In order to reduce the material and financial burden and make it easier for naval pilots to master the plane, specialists at the Mikoyan design bureau have created a special training system – the MiG-29K/KUB – where the entire flight process is displayed on 3D screens starting the engine, taking off from the aircraft carrier, performing combat missions and landing on the carrier (which is considered to be the most difficult task). Those who have had a chance to sit in the pilot’s seat of the MiG-29K/KUB (and the system can train two pilots simultaneously) claim that the process is so real that you can feel the machine shaking before takeoff; your body responds to the g-loads caused by the sophisticated air manoeuvres during bombing runs, head-on battles, missile launches, and you can see the marks on the landing deck so that you know when to drop the speed to zero, release the hook and use the brake parachute.

MiG experts are certain that their training system will be very popular with the guests at Aero India 2013. More importantly, they believe it will be in demand from Indian naval aviation experts and pilots.

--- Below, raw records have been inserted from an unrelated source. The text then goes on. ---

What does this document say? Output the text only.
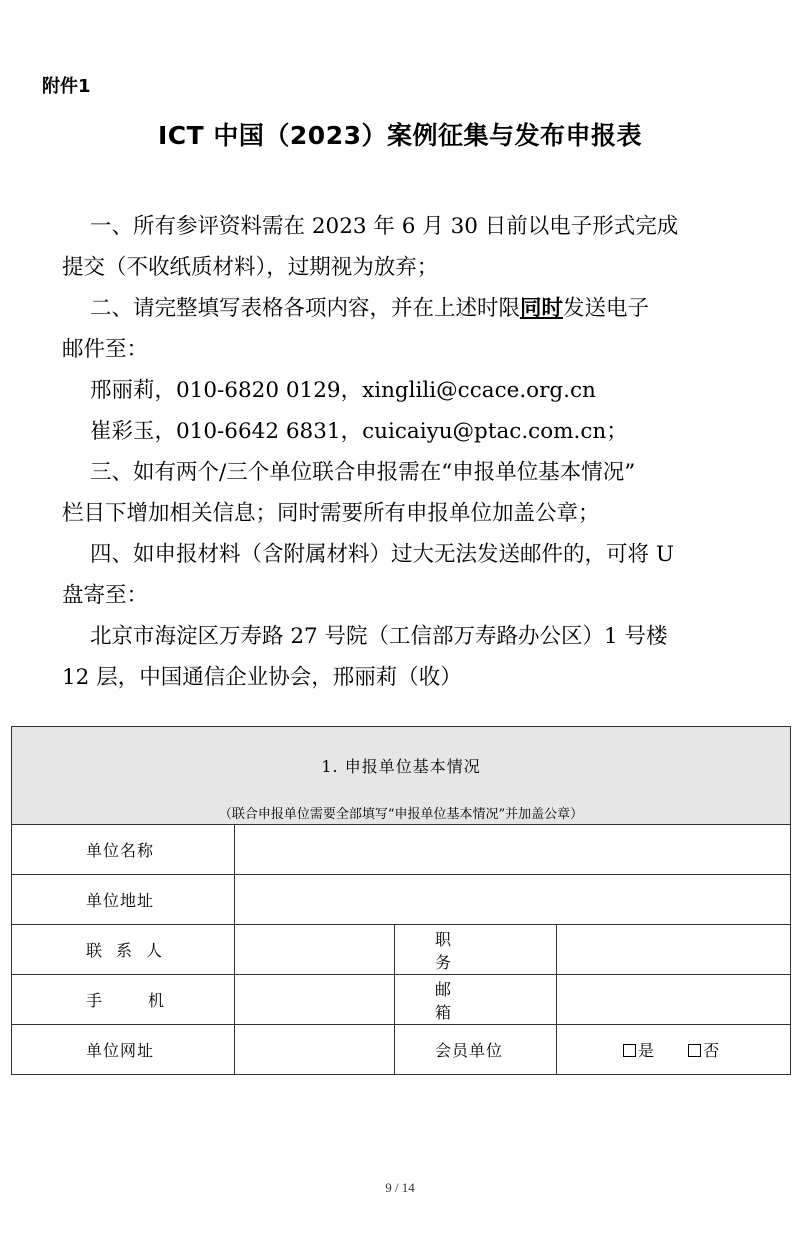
附件1
ICT 中国（2023）案例征集与发布申报表
一、所有参评资料需在 2023 年 6 月 30 日前以电子形式完成
提交（不收纸质材料），过期视为放弃；
二、请完整填写表格各项内容，并在上述时限同时发送电子
邮件至：
邢丽莉，010-6820 0129，xinglili@ccace.org.cn
崔彩玉，010-6642 6831，cuicaiyu@ptac.com.cn；
三、如有两个/三个单位联合申报需在“申报单位基本情况”
栏目下增加相关信息；同时需要所有申报单位加盖公章；
四、如申报材料（含附属材料）过大无法发送邮件的，可将 U
盘寄至：
北京市海淀区万寿路 27 号院（工信部万寿路办公区）1 号楼
12 层，中国通信企业协会，邢丽莉（收）
1. 申报单位基本情况
（联合申报单位需要全部填写“申报单位基本情况”并加盖公章）			

单位名称			
单位地址			
联系人		职务	
手机		邮箱	
单位网址		会员单位	是 否
9 / 14
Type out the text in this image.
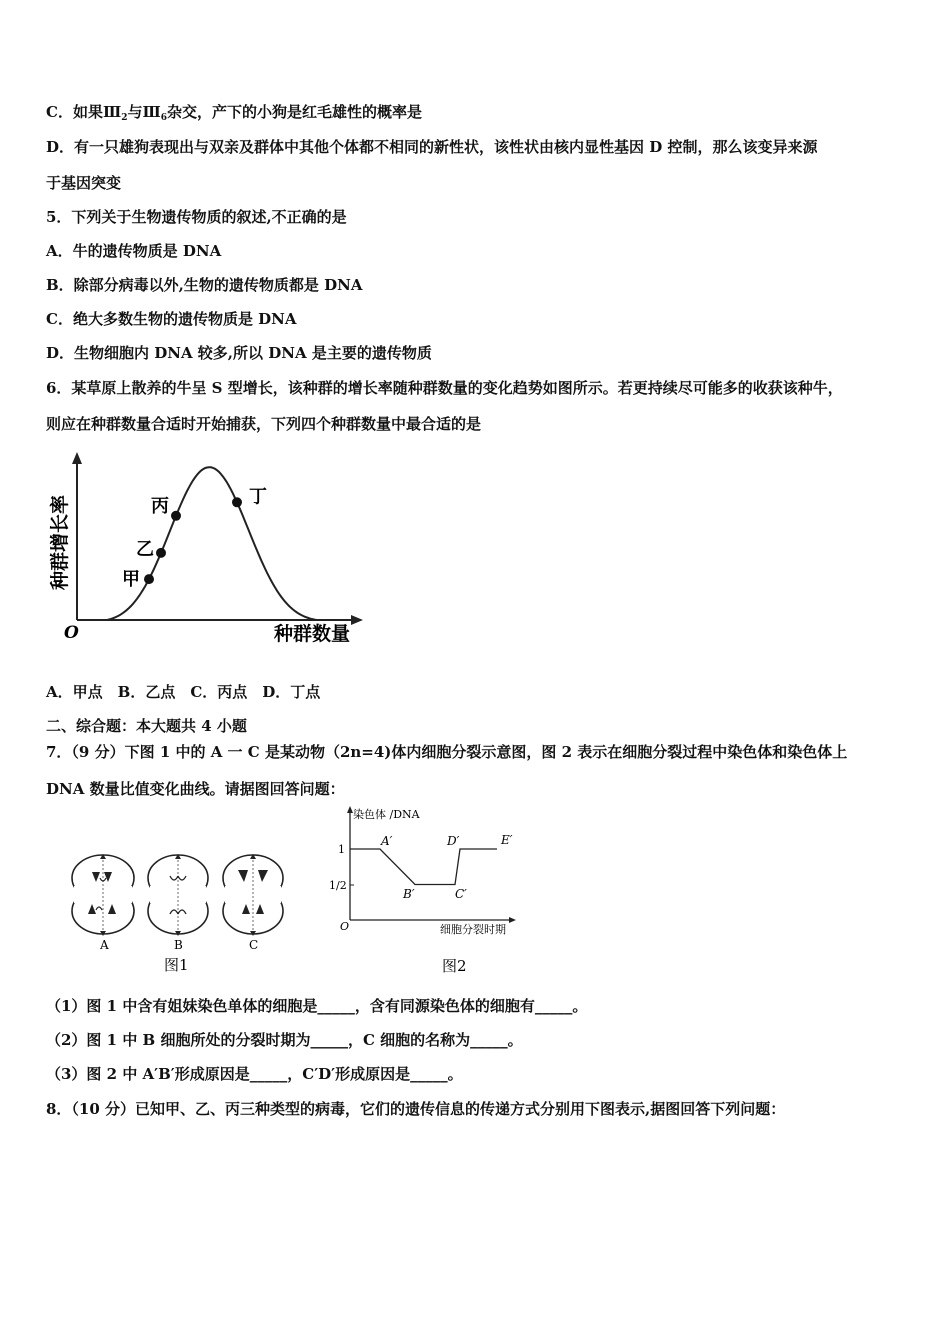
C．如果$Ⅲ_2$与$Ⅲ_6$杂交，产下的小狗是红毛雄性的概率是
D．有一只雄狗表现出与双亲及群体中其他个体都不相同的新性状，该性状由核内显性基因 D 控制，那么该变异来源
于基因突变
5．下列关于生物遗传物质的叙述,不正确的是
A．牛的遗传物质是 DNA
B．除部分病毒以外,生物的遗传物质都是 DNA
C．绝大多数生物的遗传物质是 DNA
D．生物细胞内 DNA 较多,所以 DNA 是主要的遗传物质
6．某草原上散养的牛呈 S 型增长，该种群的增长率随种群数量的变化趋势如图所示。若更持续尽可能多的收获该种牛，
则应在种群数量合适时开始捕获，下列四个种群数量中最合适的是
O	种群数量
种群增长率	甲
乙
丙	丁
A．甲点　B．乙点　C．丙点　D．丁点
二、综合题：本大题共 4 小题
7．（9 分）下图 1 中的 A 一 C 是某动物（2n=4)体内细胞分裂示意图，图 2 表示在细胞分裂过程中染色体和染色体上
DNA 数量比值变化曲线。请据图回答问题：
A	B	C
图1
染色体 /DNA
细胞分裂时期
O
1
1/2
A′
B′	C′
D′	E′
图2
（1）图 1 中含有姐妹染色单体的细胞是_____，含有同源染色体的细胞有_____。
（2）图 1 中 B 细胞所处的分裂时期为_____，C 细胞的名称为_____。
（3）图 2 中 A′B′形成原因是_____，C′D′形成原因是_____。
8．（10 分）已知甲、乙、丙三种类型的病毒，它们的遗传信息的传递方式分别用下图表示,据图回答下列问题：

There will be no full-scale operating models of Russian machines at the Bangalore expo, except for the fighters piloted by Russkie vityazi and Strizhi. The Russians see no reason why they should take more machines with them: nearly all of the planes operated by the Indian Air Force are Russian-made, and there will be more than enough of them at Yelahanka to show the entire range of Russian combat aircraft that is offered to potential buyers. And India is more than just a buyer.

“Our relationship with India has de-facto shifted from a seller-purchaser paradigm to one where latest technology is created jointly. We have successfully completed the first phase of working out the conceptual design of the fifth generation fighter,” Rosoboronexport deputy general director and head of the combined delegations of Rostec and OAO Rosoboronexport Viktor Komardin told reporters. “The work on the multirole transport aircraft is coming along according to schedule. We also have the BrahMos supersonic cruise missile, which the Indian side is planning to integrate into the Russian aviation complex [the Su-30MKI – VL]. It is in association with Russia that India is working on exclusive and mutually beneficial projects, which has a very simple explanation: only Russia can offer India contemporary military technology.”

Komardin promised that these projects would be addressed in Bangalore. Furthermore, the air show will feature discussions on the modernisation effort to upgrade nearly all of the Su-30MKI components. Another important topic for discussion is for Russia to implement the offset programmes included in the broad framework of cooperation with Indian partners. The two countries also need to address the outlook for promoting programmes of this kind in the military and technical sector.

India is also expected to make its decision soon on Rosoboronexport’s bid in the tender to supply 197 reconnaissance helicopters. The Russian proposal is unique, because the multirole Ka-226T helicopter is capable of performing the entire range of tasks mentioned in the Indian tender documents. Also, the Russian bid is very attractive for the Indian manufacturing sector, for it incorporates an offset programme.

Overall, the Russian delegation will have a very busy agenda in Bangalore. Given that Russian President Vladimir Putin, his Indian counterpart Pranab Mukherjee and Indian Prime Minister Manmohan Singh underlined the need to further advance a particularly privileged strategic partnership between Russia and India in all major areas – including the military and technical sector – at a meeting in December 2012, Aero India 2013 will provide new powerful impetus to the successful relationship between the two countries in this field.